Ok, so I haven't been writing for a while.. have had lots of things on my mind.
So Chris, my boyfriend, is in the army detention center for 6 months - the earliest he can get out is on the 1st of October.
I know that this summer will be the hottest ever and every single sunny day I am going curse this world because I won't be able to spend any of those days with the one person I really want to spend them with. He has been gone for a week now and I am litrally going nuts. For a month we were in constant contact with each other and if I didn't hear from him for few hours I started to worry that something was wrong... and now I have no contact to him what so ever.
I have been thinking about him a lot - I lay on my bed and try to think what he is doing at that very moment. At first I was signing on to msn and checking his blog thinking that I might find some news of him there, but of course I never found anything. I freak out sometimes and start to think if it all is too much for me to handle - after all we have been together for only a month.... well month now, we had the whole living together thing last summer that turned out ugly. But the thing is... already year ago I really liked him and thought that we would be really good together because we have all seen what happens if I end up with a traditional nice guy - it just doesn't work out because it's too ordinary, but army detention center... for 6 months... come on... give me a break!
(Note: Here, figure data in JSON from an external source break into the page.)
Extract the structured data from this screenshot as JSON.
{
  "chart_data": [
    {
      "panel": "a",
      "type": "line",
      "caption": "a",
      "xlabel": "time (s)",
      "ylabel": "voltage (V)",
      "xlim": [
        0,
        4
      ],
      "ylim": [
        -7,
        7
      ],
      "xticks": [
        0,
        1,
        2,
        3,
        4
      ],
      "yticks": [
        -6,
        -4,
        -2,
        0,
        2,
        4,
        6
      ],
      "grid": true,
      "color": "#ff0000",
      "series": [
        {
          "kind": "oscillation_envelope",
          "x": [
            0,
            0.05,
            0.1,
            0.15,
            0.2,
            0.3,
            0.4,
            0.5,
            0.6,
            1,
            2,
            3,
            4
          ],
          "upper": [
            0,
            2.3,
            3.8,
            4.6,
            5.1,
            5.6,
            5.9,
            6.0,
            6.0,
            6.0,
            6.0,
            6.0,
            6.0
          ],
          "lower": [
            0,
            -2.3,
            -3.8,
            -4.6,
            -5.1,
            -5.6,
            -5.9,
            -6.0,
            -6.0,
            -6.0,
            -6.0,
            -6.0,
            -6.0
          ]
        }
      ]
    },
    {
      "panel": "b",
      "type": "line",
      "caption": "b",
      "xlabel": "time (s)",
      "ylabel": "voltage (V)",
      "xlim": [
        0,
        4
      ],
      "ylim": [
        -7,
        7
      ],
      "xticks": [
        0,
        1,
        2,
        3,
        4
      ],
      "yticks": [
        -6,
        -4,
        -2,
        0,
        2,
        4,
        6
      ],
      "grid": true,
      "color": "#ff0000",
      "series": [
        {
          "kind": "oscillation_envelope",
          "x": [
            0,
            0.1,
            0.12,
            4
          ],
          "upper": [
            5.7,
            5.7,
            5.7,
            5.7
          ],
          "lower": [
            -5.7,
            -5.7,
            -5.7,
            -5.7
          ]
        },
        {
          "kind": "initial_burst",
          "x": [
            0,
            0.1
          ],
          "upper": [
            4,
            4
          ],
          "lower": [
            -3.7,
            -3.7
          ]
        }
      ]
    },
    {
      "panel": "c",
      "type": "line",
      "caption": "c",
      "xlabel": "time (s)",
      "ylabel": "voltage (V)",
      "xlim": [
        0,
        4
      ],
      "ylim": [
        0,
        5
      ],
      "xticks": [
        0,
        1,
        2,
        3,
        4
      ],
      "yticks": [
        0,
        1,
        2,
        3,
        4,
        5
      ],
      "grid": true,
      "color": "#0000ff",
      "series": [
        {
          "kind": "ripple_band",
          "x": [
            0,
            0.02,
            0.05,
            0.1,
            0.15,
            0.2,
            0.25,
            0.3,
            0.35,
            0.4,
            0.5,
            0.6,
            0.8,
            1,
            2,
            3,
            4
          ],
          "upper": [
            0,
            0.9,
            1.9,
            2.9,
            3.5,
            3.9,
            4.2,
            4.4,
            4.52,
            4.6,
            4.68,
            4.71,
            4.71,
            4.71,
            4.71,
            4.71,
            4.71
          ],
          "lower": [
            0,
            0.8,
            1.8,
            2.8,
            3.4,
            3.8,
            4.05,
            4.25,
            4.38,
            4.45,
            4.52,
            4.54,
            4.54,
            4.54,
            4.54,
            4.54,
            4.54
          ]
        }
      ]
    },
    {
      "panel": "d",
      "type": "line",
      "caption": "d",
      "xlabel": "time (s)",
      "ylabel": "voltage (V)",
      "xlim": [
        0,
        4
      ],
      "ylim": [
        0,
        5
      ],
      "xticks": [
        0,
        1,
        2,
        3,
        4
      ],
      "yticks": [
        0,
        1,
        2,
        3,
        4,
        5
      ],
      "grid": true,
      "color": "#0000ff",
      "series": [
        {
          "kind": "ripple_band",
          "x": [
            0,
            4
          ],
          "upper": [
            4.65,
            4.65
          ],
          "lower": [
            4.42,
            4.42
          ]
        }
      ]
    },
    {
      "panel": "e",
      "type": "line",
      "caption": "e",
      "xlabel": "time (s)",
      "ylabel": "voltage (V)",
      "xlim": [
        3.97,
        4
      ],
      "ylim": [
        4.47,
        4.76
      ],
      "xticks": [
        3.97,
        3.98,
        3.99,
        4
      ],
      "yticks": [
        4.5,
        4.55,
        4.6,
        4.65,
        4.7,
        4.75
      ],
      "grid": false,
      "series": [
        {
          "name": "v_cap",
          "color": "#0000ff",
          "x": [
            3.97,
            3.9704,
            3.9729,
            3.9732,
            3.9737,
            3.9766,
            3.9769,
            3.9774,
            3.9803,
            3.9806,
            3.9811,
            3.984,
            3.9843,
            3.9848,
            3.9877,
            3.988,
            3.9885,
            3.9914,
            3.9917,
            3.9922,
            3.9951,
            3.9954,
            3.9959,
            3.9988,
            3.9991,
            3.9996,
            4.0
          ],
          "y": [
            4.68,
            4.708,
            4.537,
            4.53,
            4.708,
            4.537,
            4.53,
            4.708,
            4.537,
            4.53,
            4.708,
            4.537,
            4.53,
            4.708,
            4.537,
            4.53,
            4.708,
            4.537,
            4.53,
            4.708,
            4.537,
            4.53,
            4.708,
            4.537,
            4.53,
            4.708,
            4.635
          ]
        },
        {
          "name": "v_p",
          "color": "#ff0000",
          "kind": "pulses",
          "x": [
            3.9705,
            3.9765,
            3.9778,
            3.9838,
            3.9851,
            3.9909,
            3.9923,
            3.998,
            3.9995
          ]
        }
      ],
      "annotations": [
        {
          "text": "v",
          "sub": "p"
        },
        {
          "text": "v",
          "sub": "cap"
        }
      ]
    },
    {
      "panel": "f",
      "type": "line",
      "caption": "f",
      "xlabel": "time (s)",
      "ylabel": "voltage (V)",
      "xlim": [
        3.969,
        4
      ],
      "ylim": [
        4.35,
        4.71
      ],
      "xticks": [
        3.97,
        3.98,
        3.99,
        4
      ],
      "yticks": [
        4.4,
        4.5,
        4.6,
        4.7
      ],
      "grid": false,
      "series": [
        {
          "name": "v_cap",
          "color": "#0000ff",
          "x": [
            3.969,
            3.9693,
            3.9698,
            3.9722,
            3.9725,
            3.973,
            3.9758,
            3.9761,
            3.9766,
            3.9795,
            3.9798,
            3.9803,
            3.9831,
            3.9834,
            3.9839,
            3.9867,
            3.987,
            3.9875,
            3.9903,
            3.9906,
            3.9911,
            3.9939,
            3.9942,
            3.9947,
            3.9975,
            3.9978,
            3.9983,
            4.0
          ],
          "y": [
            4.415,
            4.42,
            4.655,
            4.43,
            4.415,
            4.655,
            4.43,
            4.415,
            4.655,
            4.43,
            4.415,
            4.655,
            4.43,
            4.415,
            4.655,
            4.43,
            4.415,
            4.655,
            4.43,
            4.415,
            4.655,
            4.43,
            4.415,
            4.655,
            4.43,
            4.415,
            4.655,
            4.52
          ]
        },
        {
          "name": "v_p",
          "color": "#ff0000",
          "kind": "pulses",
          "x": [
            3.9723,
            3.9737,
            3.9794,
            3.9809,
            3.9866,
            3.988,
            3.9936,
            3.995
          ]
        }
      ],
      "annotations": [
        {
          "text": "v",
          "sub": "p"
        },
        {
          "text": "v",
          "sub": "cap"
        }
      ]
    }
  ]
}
Anyway, as you may imagine I haven't been too happy lately. I feel very bitter about life and often feel like just hiding in my bed and cry because I miss Chris so much. I have made an effort to go out and see people because it can make the time go by faster but at some point I always feel like I just have to leave (especially if I am with couples) because in a way I start to feel really jealous because they don't have people they really care for taken away from them for months and months. Even if they are not together they can call each other and tell them that they miss them and all that jazz. I know it is a very selfish way to think about things but at least I am admitting it - I feel sorry for myself for having to put up with this, it is really breaking my heart and I am sorry about it, ok? But there is nothing I can do about it, I don't like sitting at work with tears in my eyes, feeling anxious because I don't know if my boyfriend is even ok... but that's how the world spins around me at the moment and I just need to take it day by day.
I got a call from him on Saturday though... just a quick call but still it made my day. I almost started crying when I heard him on the phone... that much I had missed hearing from him...
He told me that he was doing fine and that he has been thinking about me a lot... it all felt like from a movie or a TV show... me talking to my man who is locked away... All I needed was a white dress and a wind machine blowing on my hair.
Anyway, it was good to hear that he missed me - that I am not the only one jumping on the walls... and I think he probably though the same.
Well... another thing he told me was that I can go see him on the weekends if I want to (and of course I want to and I will!!). It's a bit of a trek from London, but I will do it as often as I can because I really need to keep seeing him... I can only see him for 2 hours and we are not allowed to touch each other expect when we meet and say good bye, but I will take it - it is so worth it. I can't go see him yet next weekend because he has to have been there for a certain time plus my sister is here anyway.
Well..
That's all from me for now. I think I needed to get that out from my system so I can start writing about boring subjects like work or that strange warp guy who actually sat next to me in the bus this morning (I was secretly keeping an eye on him so he wouldn't kill me or anything...)
But... back to being bored at work now.